People should eat more cherries because they’re delicious.

Independent Practice

Personal Fact/Opinion Lists

On their own or in pairs or trios, have students create their own two-column table in their Writer’s Notebooks in which they make a list of facts and related opinions. Suggestions for topics they can focus their lists on:

  • Sports teams

  • School events

  • Television shows and movies

  • Music they enjoy


Sharing and Comparing Lists

Have students share their facts and related opinions with the class to generate a larger list on the board. Talk about why each item constitutes a fact or opinion—particularly for items that might fall into a gray area. Ask students their feelings about a particular opinion on the board to illustrate the opposing opinions in the classroom, further reinforcing the concept of debatable claim.


  • Facts are certain.

  • Opinions are debatable claims that others can disagree with.

Introduce (preview for tomorrow):

  • For arguments to be strong, debatable claims must be supported with evidence.

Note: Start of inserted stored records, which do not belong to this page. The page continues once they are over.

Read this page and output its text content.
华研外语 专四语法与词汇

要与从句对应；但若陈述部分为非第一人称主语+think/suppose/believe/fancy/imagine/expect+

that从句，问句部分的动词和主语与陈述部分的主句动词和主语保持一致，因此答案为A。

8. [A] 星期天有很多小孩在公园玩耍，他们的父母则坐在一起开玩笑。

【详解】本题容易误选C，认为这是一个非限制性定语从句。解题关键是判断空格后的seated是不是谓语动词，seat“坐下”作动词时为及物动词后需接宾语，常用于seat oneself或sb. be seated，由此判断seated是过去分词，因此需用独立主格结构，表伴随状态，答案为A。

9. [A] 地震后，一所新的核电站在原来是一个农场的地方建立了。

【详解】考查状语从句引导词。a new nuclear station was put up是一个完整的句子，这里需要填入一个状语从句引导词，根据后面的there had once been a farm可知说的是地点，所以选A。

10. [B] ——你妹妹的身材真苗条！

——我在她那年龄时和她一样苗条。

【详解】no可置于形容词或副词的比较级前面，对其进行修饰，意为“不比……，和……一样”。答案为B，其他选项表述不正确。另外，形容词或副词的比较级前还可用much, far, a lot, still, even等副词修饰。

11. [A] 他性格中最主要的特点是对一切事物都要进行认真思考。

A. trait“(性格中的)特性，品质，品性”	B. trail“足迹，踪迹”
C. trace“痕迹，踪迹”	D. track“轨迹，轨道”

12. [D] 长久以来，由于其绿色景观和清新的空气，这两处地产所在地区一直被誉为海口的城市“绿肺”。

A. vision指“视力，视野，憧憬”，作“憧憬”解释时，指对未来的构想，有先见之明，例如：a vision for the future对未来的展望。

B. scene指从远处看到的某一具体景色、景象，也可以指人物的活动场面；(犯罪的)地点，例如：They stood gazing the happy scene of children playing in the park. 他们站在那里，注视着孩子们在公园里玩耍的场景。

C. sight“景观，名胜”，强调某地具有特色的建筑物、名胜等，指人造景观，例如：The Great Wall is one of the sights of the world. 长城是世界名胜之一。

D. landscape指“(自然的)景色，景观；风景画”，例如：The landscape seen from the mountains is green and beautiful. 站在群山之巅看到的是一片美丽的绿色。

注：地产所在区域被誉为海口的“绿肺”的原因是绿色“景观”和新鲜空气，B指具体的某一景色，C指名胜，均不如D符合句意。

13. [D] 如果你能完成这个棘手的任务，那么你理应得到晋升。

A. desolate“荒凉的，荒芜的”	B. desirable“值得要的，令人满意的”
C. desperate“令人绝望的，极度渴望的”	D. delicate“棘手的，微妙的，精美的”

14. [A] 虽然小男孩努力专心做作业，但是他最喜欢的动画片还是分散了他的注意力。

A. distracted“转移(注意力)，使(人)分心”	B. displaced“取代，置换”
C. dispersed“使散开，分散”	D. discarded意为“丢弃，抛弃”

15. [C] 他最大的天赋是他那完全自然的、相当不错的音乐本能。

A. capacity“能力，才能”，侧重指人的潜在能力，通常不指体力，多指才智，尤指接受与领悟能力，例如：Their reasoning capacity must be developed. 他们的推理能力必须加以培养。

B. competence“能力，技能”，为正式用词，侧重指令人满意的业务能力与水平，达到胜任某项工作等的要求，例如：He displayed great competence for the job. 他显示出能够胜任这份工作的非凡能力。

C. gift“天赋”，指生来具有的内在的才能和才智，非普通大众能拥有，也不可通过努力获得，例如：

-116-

Collect students’ lists of facts and related opinions. Check to see that students’ opinions are related to the corresponding fact and that they are making a clear and correct distinction between fact and opinion.

Session 2

Part 2: Arguments Are Everywhere

Essential Questions:

  • What is the claim a particular argument makes?

  • What is evidence?

  • How does evidence support a claim?


For this lesson, review these bumper stickers and the arguments embedded in them:

  • Stop throwing stuff away. There is no “away.”,502477940

  • Support the Troops – End the War

  • If You Think Education is Expensive, Try Ignorance,126947835
Alternatively, you can select other bumper stickers that you believe will appeal most to your students. The key idea here is to present your students with claims they might see on a daily basis and to apply the language of argument to these claims.
Next, view these Doritos commercials on YouTube:
Doritos Pug Attack Ad
Doritos Beware of Slappy Ad
Consider the questions on the Advertising: Arguments That Convince and Entertain handout as you do.
Alternatively, you can select two advertisements for the same product either in print or on YouTube that will appeal to your students. Ideally, one ad will be more effective in convincing the viewer while the other is more entertaining. The purpose of selecting ads that sell the same product using different means is to present the idea that just because an ad is entertaining doesn’t necessarily mean it makes a strong argument about the product and why the target audience should buy it.